Sus jefes apenas podían contar nada más. Era el Errante el que les indicaba adónde ir, qué esperar, cómo disponerse mejor para la batalla.

Era él quien iba más rápido que el vendaval mientras traía avisos y ordenes, él quien obtuvo la ayuda de greutungos, taifales y amalingos, él quien asombró a los poderosos hasta que trabajaron lado a lado como había ordenado.

Esas historias se desvanecieron en un par de generaciones. Eran demasiado extrañas. En lugar de eso, volvieron a las historias de su pueblo. Anses, Wanes, trols, magos, fantasmas, ¿no se habían unido una y otra vez a las disputas de los hombres? Lo que importaba es que durante una década, los godos en el Vístula superior conocieron la paz. Sigamos con la cosecha, dijeron: o lo que quisiesen hacer con sus vidas.

Pero Carl regresó a Jorith como un rescatador.

Realmente no podía casarse con ella. No tenía parientes conocidos.
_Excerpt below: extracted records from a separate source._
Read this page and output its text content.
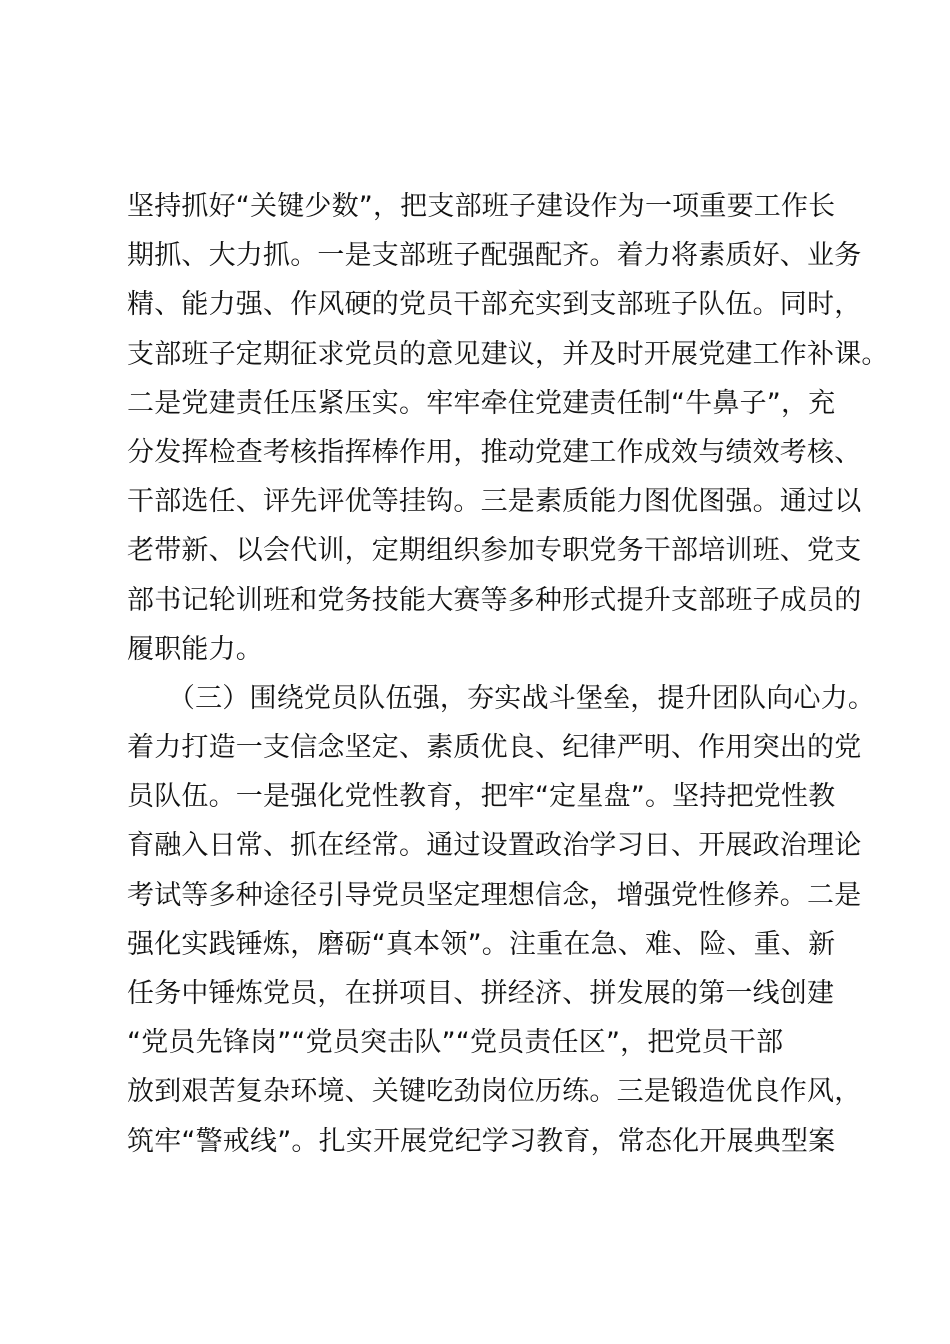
坚持抓好“关键少数”，把支部班子建设作为一项重要工作长
期抓、大力抓。一是支部班子配强配齐。着力将素质好、业务
精、能力强、作风硬的党员干部充实到支部班子队伍。同时，
支部班子定期征求党员的意见建议，并及时开展党建工作补课。
二是党建责任压紧压实。牢牢牵住党建责任制“牛鼻子”，充
分发挥检查考核指挥棒作用，推动党建工作成效与绩效考核、
干部选任、评先评优等挂钩。三是素质能力图优图强。通过以
老带新、以会代训，定期组织参加专职党务干部培训班、党支
部书记轮训班和党务技能大赛等多种形式提升支部班子成员的
履职能力。
　　（三）围绕党员队伍强，夯实战斗堡垒，提升团队向心力。
着力打造一支信念坚定、素质优良、纪律严明、作用突出的党
员队伍。一是强化党性教育，把牢“定星盘”。坚持把党性教
育融入日常、抓在经常。通过设置政治学习日、开展政治理论
考试等多种途径引导党员坚定理想信念，增强党性修养。二是
强化实践锤炼，磨砺“真本领”。注重在急、难、险、重、新
任务中锤炼党员，在拼项目、拼经济、拼发展的第一线创建
“党员先锋岗”“党员突击队”“党员责任区”，把党员干部
放到艰苦复杂环境、关键吃劲岗位历练。三是锻造优良作风，
筑牢“警戒线”。扎实开展党纪学习教育，常态化开展典型案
Pero los hombres que podían permitírselo siempre habían tomado una compañera; los godos no lo consideraban una vergüenza, si el hombre cuidaba bien de la mujer y los niños. Además, Carl no era un simple mozo, terrateniente o rey. La mismísima Salvalindis le llevó a Jorith a la habitación alta cubierta de flores donde él la esperaba después de un festín en el que se intercambiaron espléndidos regalos.

Winnithar hizo que cortaran madera y la trajesen de más allá del río, y levantó una buena casa para los dos. Carl quería algunas cosas extrañas en el edificio, como un dormitorio independiente. Había además otra habitación, siempre cerrada menos cuando él entraba solo. Nunca estaba allí demasiado tiempo, y ya no fue más al bosquecillo de Tiwaz.
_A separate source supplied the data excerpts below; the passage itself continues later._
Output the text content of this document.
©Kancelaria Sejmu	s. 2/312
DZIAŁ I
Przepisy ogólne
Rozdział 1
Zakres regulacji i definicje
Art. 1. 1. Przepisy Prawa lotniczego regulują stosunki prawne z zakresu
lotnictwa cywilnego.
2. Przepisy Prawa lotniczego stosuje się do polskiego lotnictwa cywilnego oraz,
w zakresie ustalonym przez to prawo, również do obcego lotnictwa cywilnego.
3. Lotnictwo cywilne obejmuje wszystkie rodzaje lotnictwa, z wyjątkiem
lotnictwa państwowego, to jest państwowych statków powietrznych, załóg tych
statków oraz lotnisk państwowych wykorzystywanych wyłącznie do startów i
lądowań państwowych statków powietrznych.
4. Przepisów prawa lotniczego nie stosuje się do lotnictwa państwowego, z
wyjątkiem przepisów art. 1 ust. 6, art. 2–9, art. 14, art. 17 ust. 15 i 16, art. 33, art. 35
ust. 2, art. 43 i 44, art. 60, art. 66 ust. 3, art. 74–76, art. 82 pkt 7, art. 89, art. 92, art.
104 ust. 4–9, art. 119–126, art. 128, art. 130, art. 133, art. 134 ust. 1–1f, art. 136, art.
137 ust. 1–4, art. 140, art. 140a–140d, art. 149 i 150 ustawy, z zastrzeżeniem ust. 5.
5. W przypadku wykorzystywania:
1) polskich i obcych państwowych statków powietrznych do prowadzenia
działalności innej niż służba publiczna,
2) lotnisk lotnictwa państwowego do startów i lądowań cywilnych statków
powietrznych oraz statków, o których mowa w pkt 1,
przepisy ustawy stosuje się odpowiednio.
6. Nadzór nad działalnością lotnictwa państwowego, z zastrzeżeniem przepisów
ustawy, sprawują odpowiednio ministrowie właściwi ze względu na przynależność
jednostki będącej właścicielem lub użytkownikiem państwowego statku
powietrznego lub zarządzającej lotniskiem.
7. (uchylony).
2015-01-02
Los hombres decían que él tenía en demasiada consideración a Jorith. Habitualmente intercambiaban miradas, o se alejaban de los otros, como un muchacho y una muchacha esclava. Sin embargo… ella administraba bien la casa y, en todo caso, ¿quién iba a atreverse a reírse de él?
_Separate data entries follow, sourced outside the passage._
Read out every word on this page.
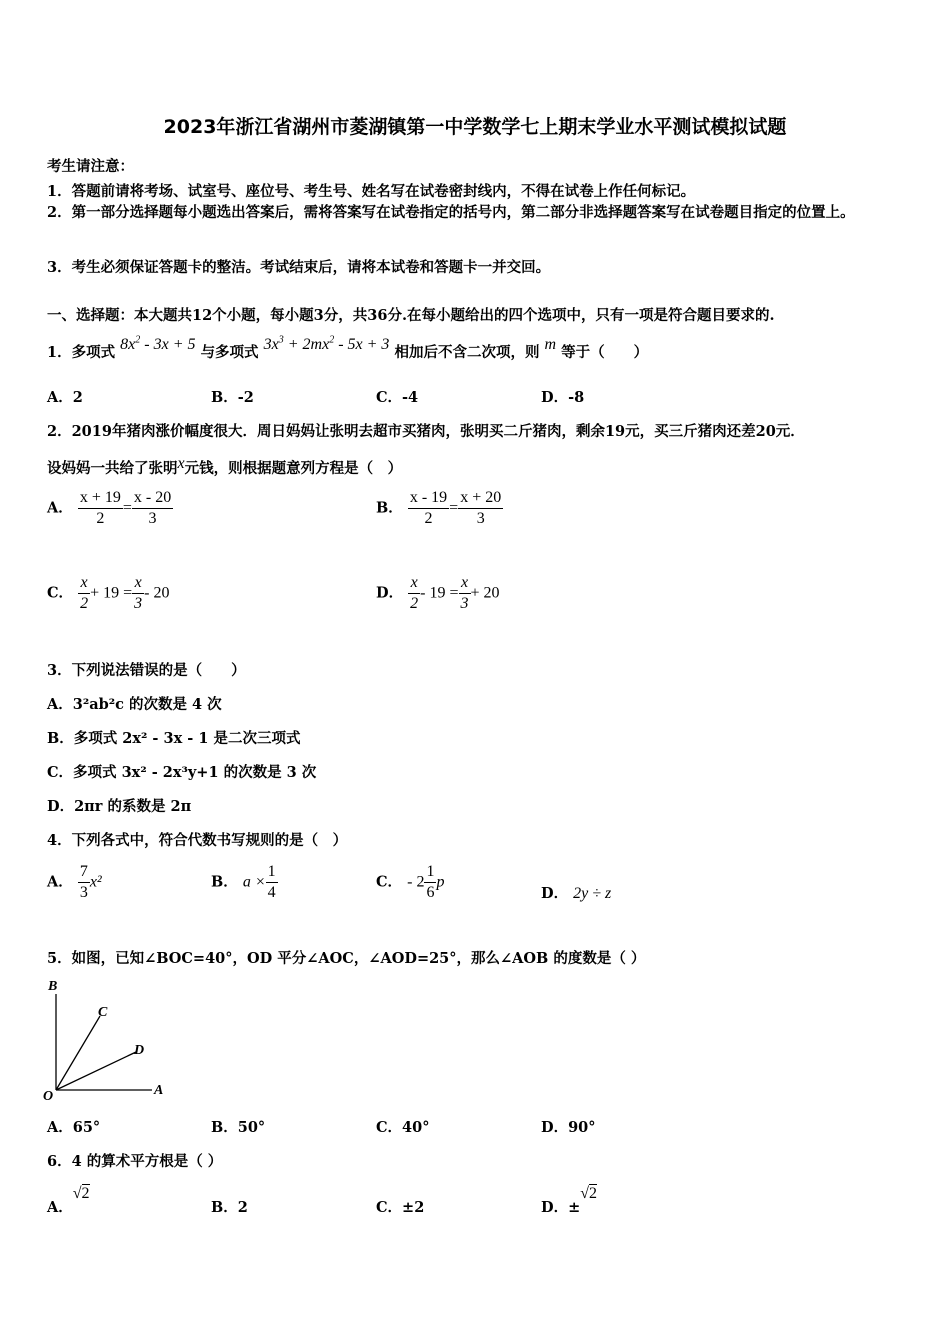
2023年浙江省湖州市菱湖镇第一中学数学七上期末学业水平测试模拟试题
考生请注意：
1．答题前请将考场、试室号、座位号、考生号、姓名写在试卷密封线内，不得在试卷上作任何标记。
2．第一部分选择题每小题选出答案后，需将答案写在试卷指定的括号内，第二部分非选择题答案写在试卷题目指定的位置上。
3．考生必须保证答题卡的整洁。考试结束后，请将本试卷和答题卡一并交回。
一、选择题：本大题共12个小题，每小题3分，共36分.在每小题给出的四个选项中，只有一项是符合题目要求的.
1．多项式 $8x^2 - 3x + 5$ 与多项式 $3x^3 + 2mx^2 - 5x + 3$ 相加后不含二次项，则 m 等于（　　）
A．2	B．-2	C．-4	D．-8
2．2019年猪肉涨价幅度很大．周日妈妈让张明去超市买猪肉，张明买二斤猪肉，剩余19元，买三斤猪肉还差20元．
设妈妈一共给了张明x元钱，则根据题意列方程是（　）
A． $\frac{x + 19}{2} = \frac{x - 20}{3}$	B． $\frac{x - 19}{2} = \frac{x + 20}{3}$
C． $\frac{x}{2} + 19 = \frac{x}{3} - 20$	D． $\frac{x}{2} - 19 = \frac{x}{3} + 20$
3．下列说法错误的是（　　）
A．3²ab²c 的次数是 4 次
B．多项式 2x² - 3x - 1 是二次三项式
C．多项式 3x² - 2x³y+1 的次数是 3 次
D．2πr 的系数是 2π
4．下列各式中，符合代数书写规则的是（　）
A． $\frac{7}{3} x^2$	B． $a \times \frac{1}{4}$	C． - $2 \frac{1}{6}$ p
D． 2y ÷ z
5．如图，已知∠BOC=40°，OD 平分∠AOC，∠AOD=25°，那么∠AOB 的度数是（ ）
B
C
D
O	A
A．65°	B．50°	C．40°	D．90°
6．4 的算术平方根是（ ）
A．√2
B．2	C．±2	D．±√2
Él mismo dejaba la mayor parte de las tareas del marido a un ayudante. Traía las cosas que la casa necesitaba, o los medios para comprarlas. Y se convirtió en un gran comerciante. Aquellos años de paz no fueron años aburridos. No, llegaban más vendedores ambulantes que antes, que traían ámbar, pieles, miel, sebo del norte, vino, vidrio, metales, telas, cerámica fina del sur y el oeste. Siempre dispuesto a conocer a gente nueva, Carl recibía con esplendor a las personas de paso, e iba a las ferias y a las asambleas populares.